Concern Over Death Of Journalist In Turkmenistan
Unesco Chief Voices ‘Grave Concern’ Over Death Of Jailed Journalist In Turkmenistan
New York, Sep 19 2006 11:00AM
The head of the United Nations organization entrusted with defending freedom of expression and the press today voiced “grave concern” over the death in jail of a Turkmen journalist and called on the authorities of the former Soviet Central Asian country to investigate the circumstances and try those responsible in the event of foul play.
“Using force to silence a journalist is an unacceptable crime against an individual, against the basic human right of freedom of expression and against society as a whole, which relies on the media to make informed choices,” UN Educational, Scientific and Cultural Organization (UNESCO) Director-General Ήoïchiro Matsuura said.
According to Reporters Without Borders (RSF), the children of Ogulsapar Muradova, 58, a former correspondent of United States stations Radio Free Europe and Radio Liberty who was sentenced to six years in prison last month alongside two other human rights activists, identified her body in the morgue of Ashgabat , Turkmenistan’s capital, on 14 September.
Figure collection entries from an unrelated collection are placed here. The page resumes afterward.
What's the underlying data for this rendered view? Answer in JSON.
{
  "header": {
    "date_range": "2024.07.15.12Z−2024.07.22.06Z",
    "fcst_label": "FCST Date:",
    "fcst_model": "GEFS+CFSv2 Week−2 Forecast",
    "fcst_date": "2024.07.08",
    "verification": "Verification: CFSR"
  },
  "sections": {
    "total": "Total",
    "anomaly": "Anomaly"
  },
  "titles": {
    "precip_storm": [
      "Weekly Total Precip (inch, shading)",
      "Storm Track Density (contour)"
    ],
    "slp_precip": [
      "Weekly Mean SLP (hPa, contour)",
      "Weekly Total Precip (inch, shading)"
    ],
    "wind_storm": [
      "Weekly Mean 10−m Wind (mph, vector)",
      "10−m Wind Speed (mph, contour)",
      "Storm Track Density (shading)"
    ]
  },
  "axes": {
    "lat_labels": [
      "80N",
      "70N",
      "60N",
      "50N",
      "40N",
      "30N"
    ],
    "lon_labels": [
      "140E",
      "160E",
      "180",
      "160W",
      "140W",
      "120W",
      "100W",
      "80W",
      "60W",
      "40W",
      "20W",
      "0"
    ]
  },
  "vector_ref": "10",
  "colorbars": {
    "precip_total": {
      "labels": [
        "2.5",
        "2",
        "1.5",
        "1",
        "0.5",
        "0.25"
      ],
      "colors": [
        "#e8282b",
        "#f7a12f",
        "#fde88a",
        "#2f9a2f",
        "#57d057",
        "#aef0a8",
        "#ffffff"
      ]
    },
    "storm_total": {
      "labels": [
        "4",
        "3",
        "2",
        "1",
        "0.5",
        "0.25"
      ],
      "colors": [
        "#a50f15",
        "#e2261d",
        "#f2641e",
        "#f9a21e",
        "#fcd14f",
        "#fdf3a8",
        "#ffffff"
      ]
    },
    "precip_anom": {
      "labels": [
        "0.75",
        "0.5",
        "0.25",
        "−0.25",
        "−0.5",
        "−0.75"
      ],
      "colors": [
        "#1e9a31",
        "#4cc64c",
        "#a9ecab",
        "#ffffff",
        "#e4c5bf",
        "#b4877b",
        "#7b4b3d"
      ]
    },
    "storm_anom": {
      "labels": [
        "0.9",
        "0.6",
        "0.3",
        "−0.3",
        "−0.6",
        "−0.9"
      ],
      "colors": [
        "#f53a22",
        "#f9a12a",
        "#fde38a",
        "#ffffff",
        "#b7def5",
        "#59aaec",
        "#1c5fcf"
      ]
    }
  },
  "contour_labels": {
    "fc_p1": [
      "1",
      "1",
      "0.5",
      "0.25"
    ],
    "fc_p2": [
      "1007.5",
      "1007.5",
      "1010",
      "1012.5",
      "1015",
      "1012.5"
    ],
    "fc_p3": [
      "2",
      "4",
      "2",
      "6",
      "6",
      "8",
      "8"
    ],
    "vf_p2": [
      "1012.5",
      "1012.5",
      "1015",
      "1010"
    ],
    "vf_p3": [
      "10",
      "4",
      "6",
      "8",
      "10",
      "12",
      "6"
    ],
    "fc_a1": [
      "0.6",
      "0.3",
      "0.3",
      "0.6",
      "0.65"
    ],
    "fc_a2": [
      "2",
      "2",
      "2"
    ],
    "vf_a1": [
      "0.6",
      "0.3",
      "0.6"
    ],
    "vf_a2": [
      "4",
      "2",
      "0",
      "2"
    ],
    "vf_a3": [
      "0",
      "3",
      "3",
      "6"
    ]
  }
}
Witnesses reported seeing a head wound and many other marks on the rest of her body, RSF said.
Over the weekend, The Office of the UN High
Commissioner for Human Rights (OHCHR) expressed
serious concern over Ms Muradova’s death and urged the
authorities to launch a full and independent investigation
into what happened.
The French Ministry of Foreign Affairs as well as Radio Free Europe and Radio Liberty had voiced serious concern about her trial which was held behind closed doors.
UNESCO has a mandate to defend freedom of expression and press freedom, and Mr. Matsuura has issued frequent condemnations of the murder of journalists around the world.